Letter from the President
Previous CMS presidents have usually used at least one President’s Message to say something about how they became interested in mushrooms. Here’s my story:
I had been happily acquainted with exactly one mushroom (Agaricus bisporus) until 1988, and I didn’t even know it’s proper name. I don’t believe I had ever actually seen a mushroom in the wild; if I did, I didn’t NOTICE it. My breakthrough year was the one when I married my wonderful husband, Peter. Like me, he was an enthusiastic cook, but he was equally uninformed about mushrooms.

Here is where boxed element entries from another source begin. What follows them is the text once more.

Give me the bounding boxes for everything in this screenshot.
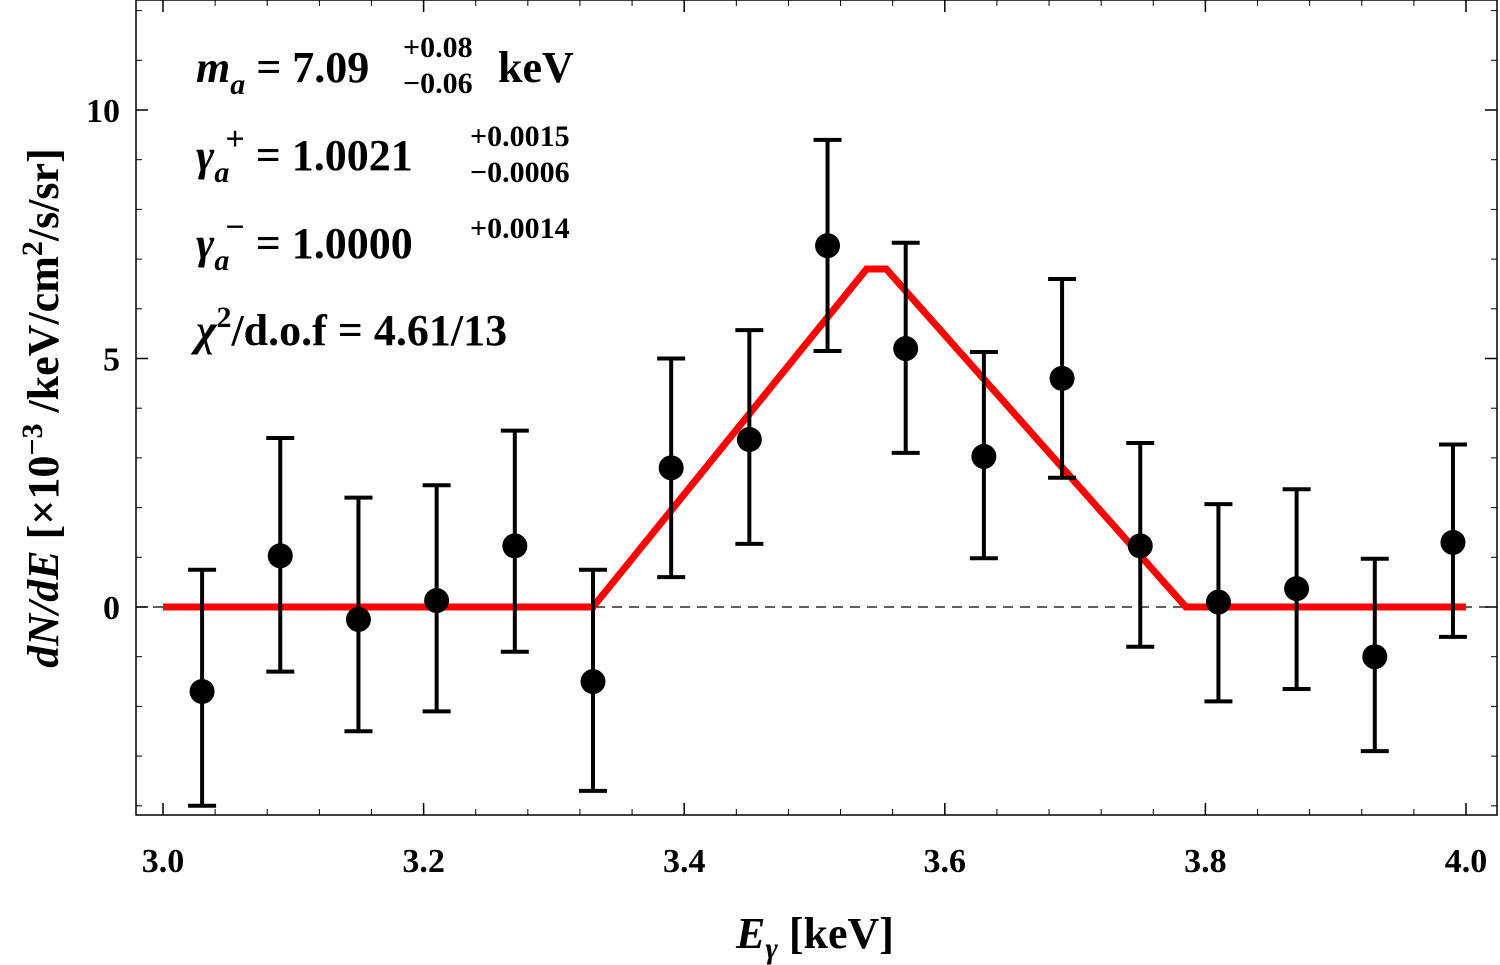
- data-point: [815, 233, 841, 259]
- data-point: [1284, 576, 1310, 602]
- data-point: [1362, 644, 1388, 670]
- annotation-chi2: χ2/d.o.f = 4.61/13: [190, 301, 507, 355]
- x-tick-label: 3.6: [924, 843, 967, 880]
- x-tick-label: 3.0: [142, 843, 185, 880]
- data-point: [1127, 533, 1153, 559]
- x-tick-label: 4.0: [1445, 843, 1488, 880]
- fit-annotations: ma = 7.09 +0.08 −0.06 keV γa+ = 1.0021 +…: [190, 31, 574, 355]
- data-point: [1049, 365, 1075, 391]
- data-point: [345, 606, 371, 632]
- x-axis-title: Eγ [keV]: [735, 909, 894, 965]
- annotation-gamma-minus-upper: +0.0014: [470, 212, 570, 245]
- data-points-group: [188, 137, 1467, 808]
- annotation-mass-unit: keV: [498, 43, 574, 92]
- x-tick-label: 3.4: [663, 843, 706, 880]
- x-tick-label: 3.8: [1184, 843, 1227, 880]
- axis-ticks: 3.0 3.2 3.4 3.6 3.8 4.0 0 5 10: [86, 0, 1497, 880]
- annotation-mass-upper: +0.08: [403, 31, 473, 64]
- annotation-gamma-plus-upper: +0.0015: [470, 120, 570, 153]
- annotation-gamma-minus: γa− = 1.0000: [196, 209, 413, 277]
- annotation-mass: ma = 7.09: [196, 43, 369, 101]
- data-point: [1440, 529, 1466, 555]
- annotation-gamma-plus-lower: −0.0006: [470, 156, 570, 189]
- data-point: [658, 455, 684, 481]
- data-point: [971, 443, 997, 469]
- y-axis-title: dN/dE [×10−3 /keV/cm2/s/sr]: [16, 148, 68, 668]
- x-tick-label: 3.2: [402, 843, 445, 880]
- annotation-gamma-plus: γa+ = 1.0021: [196, 121, 413, 189]
- y-tick-label: 0: [103, 590, 120, 627]
- y-tick-label: 5: [103, 342, 120, 379]
- data-point: [1205, 589, 1231, 615]
- data-point: [580, 669, 606, 695]
- data-point: [189, 678, 215, 704]
- data-point: [424, 588, 450, 614]
- annotation-mass-lower: −0.06: [403, 67, 473, 100]
- data-point: [893, 336, 919, 362]
- data-point: [736, 427, 762, 453]
- plot-frame: [135, 0, 1498, 816]
- y-tick-label: 10: [86, 93, 120, 130]
- data-point: [267, 543, 293, 569]
- fit-line-group: [163, 265, 1466, 611]
- data-point: [502, 533, 528, 559]
- fit-line: [163, 265, 1466, 611]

Peter lived in Denver, so I moved here when we married. It was great fun to meet his many friends, one of whom was a former girlfriend of his named Janice, who had married and now lived in Laramie, Wyoming. So, one bright August morning we headed to Laramie at our friends’ invitation to come for dinner. (They loved to cook too.). When we arrived, though, we were hustled into their car for a trip to the Never-Summer range to do something I’d never heard of – hunt for wild mushrooms.
We had a wonderful day, bringing back big paper bags full of boletes and even a few chanterelles, which had been trying to hide partially concealed by a fallen log. We carried our loot back to their friends made a spectacular meal of veal under a sauce of mushrooms and tomatoes. We didn’t retire to the front room after dinner, either: we all went back to the kitchen and sopped up the last of the sauce with bits of bread. Janice’s remark to us has stuck in my mind ever after: “When the season starts, I find myself thinking of mushroom hunting, when I find them I start thinking about how I’ll cook them, and when I finish eating them, I’m already thinking about when I’ll find and cook some more.”
Not long afterward, I spotted an offering from the DBG educational program, a foray to the area around Nederland, to be led by Vera Evenson. I phoned Janice and invited her to join me on the trip. A whole new world then opened up – a world filled with mushrooms of such varied shapes and sizes, colors and odors! At the end of the day, I asked Vera how I could learn more about these wonderful gems of field and forest. Of course, she suggested that I join CMS. At my second or third meeting, Marilyn Shaw persuaded me to become membership chair, which I did for more than ten years and which gave me a wonderful opportunity to make “foraging friends” and start to learn.
The rest, as they say, is my (happy) history.